Now Jackson is busy fashioning a new marketing message for Rackspace, the sometimes beleaguered originator of OpenStack cloud software and first large public implementer of it. Rackspace has touted its "fanatical support," but Jackson would like to enlarge upon its past positioning.

A conversation that he currently has with VMware's customers -- he knows a few -- is that VMware has been great for virtualizing existing workloads in the data center, resulting in more applications on each server and a consolidation of servers in the data center. Rackspace understands the need to do this and will even assist customers to send their workloads to its new vCenter Server part of its managed service business. It also operates a vCloud Director-compatible environment, so customers who wish to move from the managed service into a public cloud may do so with no change of virtual machine format or management tools.

But, Jackson adds -- and it's a big "but" -- many VMware cloud users are not looking to find a public cloud vendor who merely duplicates the same environment with the same pricing structure found on-premises. They're looking for the elasticity and economies of scale that characterize public clouds as offered by vendors such as Amazon Web Services, Google Compute Engine and Microsoft Azure.

Jackson said he'd had an in-depth conversation with one Monday at VMworld who was using VMware internally but opting for Amazon Web Services as its public cloud vendor of choice.
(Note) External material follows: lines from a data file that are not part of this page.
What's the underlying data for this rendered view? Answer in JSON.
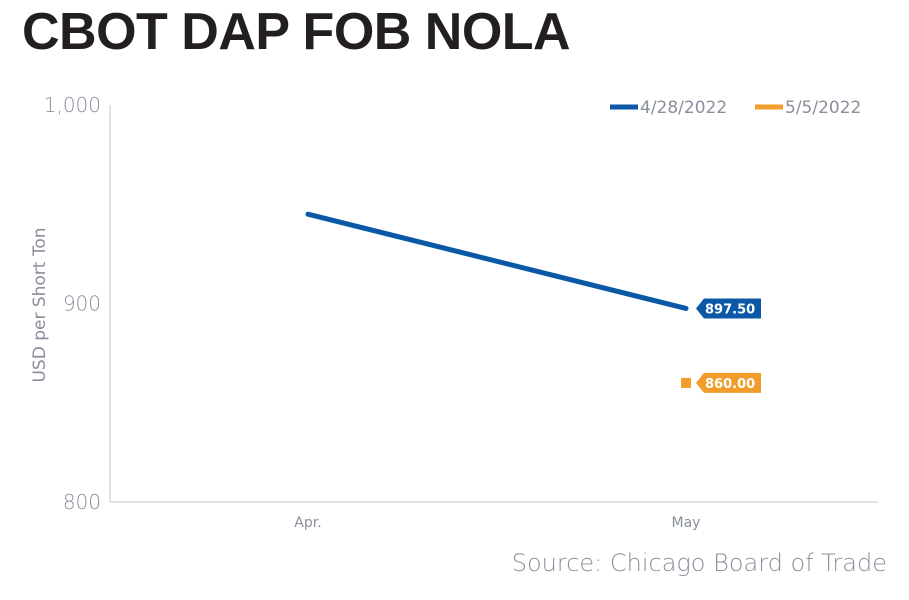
{
  "chart_data": {
    "type": "line",
    "title": "CBOT DAP FOB NOLA",
    "xlabel": "",
    "ylabel": "USD per Short Ton",
    "categories": [
      "Apr.",
      "May"
    ],
    "ylim": [
      800,
      1000
    ],
    "yticks": [
      800,
      900,
      1000
    ],
    "ytick_labels": [
      "800",
      "900",
      "1,000"
    ],
    "grid": false,
    "legend": "top-right",
    "series": [
      {
        "name": "4/28/2022",
        "color": "#0b58a6",
        "values": [
          945,
          897.5
        ],
        "end_label": "897.50"
      },
      {
        "name": "5/5/2022",
        "color": "#f29c2b",
        "values": [
          null,
          860
        ],
        "end_label": "860.00"
      }
    ],
    "source": "Source: Chicago Board of Trade"
  }
}
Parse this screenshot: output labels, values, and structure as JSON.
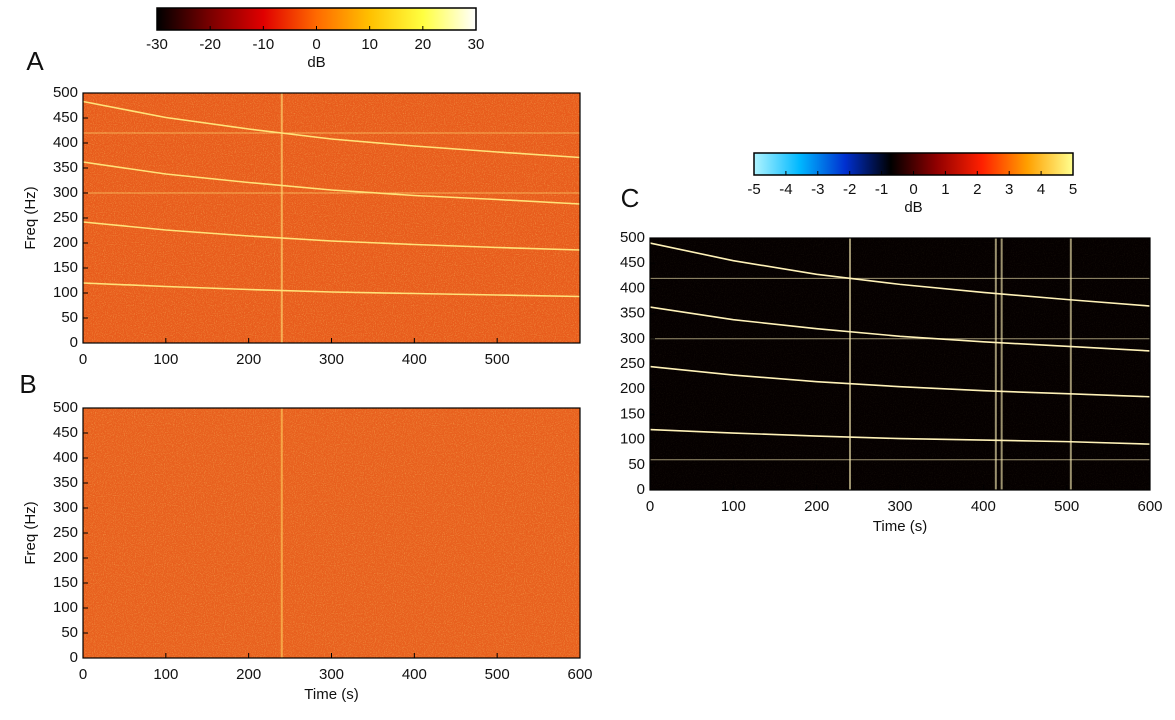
{
  "chart_data": [
    {
      "type": "colorbar",
      "label": "dB",
      "xlim": [
        -30,
        30
      ],
      "xticks": [
        -30,
        -20,
        -10,
        0,
        10,
        20,
        30
      ],
      "colors": [
        "#000000",
        "#7a0000",
        "#e00000",
        "#ff6a00",
        "#ffc000",
        "#ffff40",
        "#ffffff"
      ]
    },
    {
      "type": "spectrogram",
      "panel": "A",
      "ylabel": "Freq (Hz)",
      "background": "#e85c1c",
      "line_color": "#ffe27a",
      "xlim": [
        0,
        600
      ],
      "xticks": [
        0,
        100,
        200,
        300,
        400,
        500
      ],
      "ylim": [
        0,
        500
      ],
      "yticks": [
        0,
        50,
        100,
        150,
        200,
        250,
        300,
        350,
        400,
        450,
        500
      ],
      "x": [
        0,
        100,
        200,
        300,
        400,
        500,
        600
      ],
      "series": [
        {
          "values": [
            120,
            113,
            107,
            102,
            99,
            96,
            93
          ]
        },
        {
          "values": [
            242,
            226,
            214,
            204,
            197,
            191,
            186
          ]
        },
        {
          "values": [
            362,
            338,
            321,
            306,
            295,
            287,
            278
          ]
        },
        {
          "values": [
            483,
            451,
            428,
            408,
            394,
            382,
            371
          ]
        }
      ],
      "hlines": [
        420,
        300
      ],
      "vlines": [
        240
      ]
    },
    {
      "type": "spectrogram",
      "panel": "B",
      "ylabel": "Freq (Hz)",
      "xlabel": "Time (s)",
      "background": "#e8601e",
      "line_color": "#ffd060",
      "xlim": [
        0,
        600
      ],
      "xticks": [
        0,
        100,
        200,
        300,
        400,
        500,
        600
      ],
      "ylim": [
        0,
        500
      ],
      "yticks": [
        0,
        50,
        100,
        150,
        200,
        250,
        300,
        350,
        400,
        450,
        500
      ],
      "vlines": [
        240
      ]
    },
    {
      "type": "colorbar",
      "label": "dB",
      "xlim": [
        -5,
        5
      ],
      "xticks": [
        -5,
        -4,
        -3,
        -2,
        -1,
        0,
        1,
        2,
        3,
        4,
        5
      ],
      "colors": [
        "#b0f4ff",
        "#00b8ff",
        "#0030d0",
        "#000000",
        "#900000",
        "#ff2000",
        "#ffa000",
        "#ffff90"
      ]
    },
    {
      "type": "spectrogram",
      "panel": "C",
      "xlabel": "Time (s)",
      "background": "#050000",
      "line_color": "#fff2b8",
      "xlim": [
        0,
        600
      ],
      "xticks": [
        0,
        100,
        200,
        300,
        400,
        500,
        600
      ],
      "ylim": [
        0,
        500
      ],
      "yticks": [
        0,
        50,
        100,
        150,
        200,
        250,
        300,
        350,
        400,
        450,
        500
      ],
      "x": [
        0,
        100,
        200,
        300,
        400,
        500,
        600
      ],
      "series": [
        {
          "values": [
            120,
            113,
            107,
            102,
            99,
            96,
            91
          ]
        },
        {
          "values": [
            245,
            228,
            215,
            205,
            197,
            191,
            185
          ]
        },
        {
          "values": [
            363,
            338,
            320,
            305,
            294,
            285,
            276
          ]
        },
        {
          "values": [
            490,
            455,
            428,
            408,
            392,
            378,
            365
          ]
        }
      ],
      "hlines": [
        60,
        300,
        420
      ],
      "vlines": [
        240,
        415,
        422,
        505
      ]
    }
  ]
}
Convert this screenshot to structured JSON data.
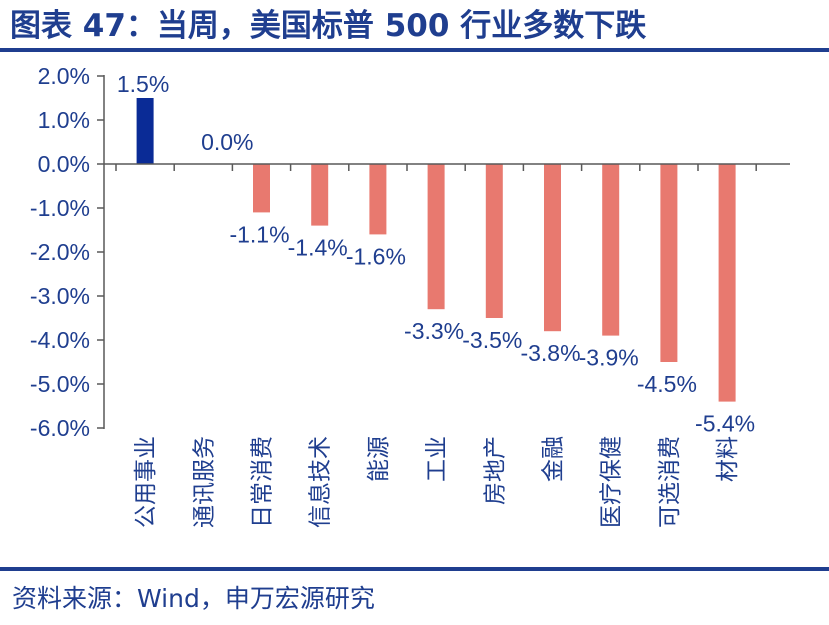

So Jackson is positioning Rackspace as the cloud vendor who will host your workload initially in whatever form you wish, including as a legacy system resident on a look-alike VMware environment. It can migrate it into a vCloud suite environment or it can move it into an OpenStack cloud running on open-source KVM and more cloud-like economics.

"By the end of 2014, there will be more OpenStack clouds than any other kind," predicted Jackson, and he means by that there will be both service providers and numbers of workloads under OpenStack that exceed the competition. Considering the head start that Amazon Web Services enjoys, it shouldn't be too hard to judge how that prediction pans out. But Jackson is serious about what he's saying.

"What's fascinating to me is that Rackspace has a different approach than most vendors are talking about. It will help you get your application, or parts of your application to the public cloud," and serve as the platform for new applications that will connect to it, he said.

Many cloud applications will run in virtual machines as the most efficient way to use a host server. But if efficient database operations are your goal, Rackspace will provide that part of the application with a bare metal server.

Rackspace is being pragmatic, not dogmatic, in getting its customers to the advantages of cloud computing. It's emphasized OpenStack because it's noted for its contributions to the project. But it already has a history of hosting VMware workloads and it will be happy to guide them on their own migration to the cloud, he said.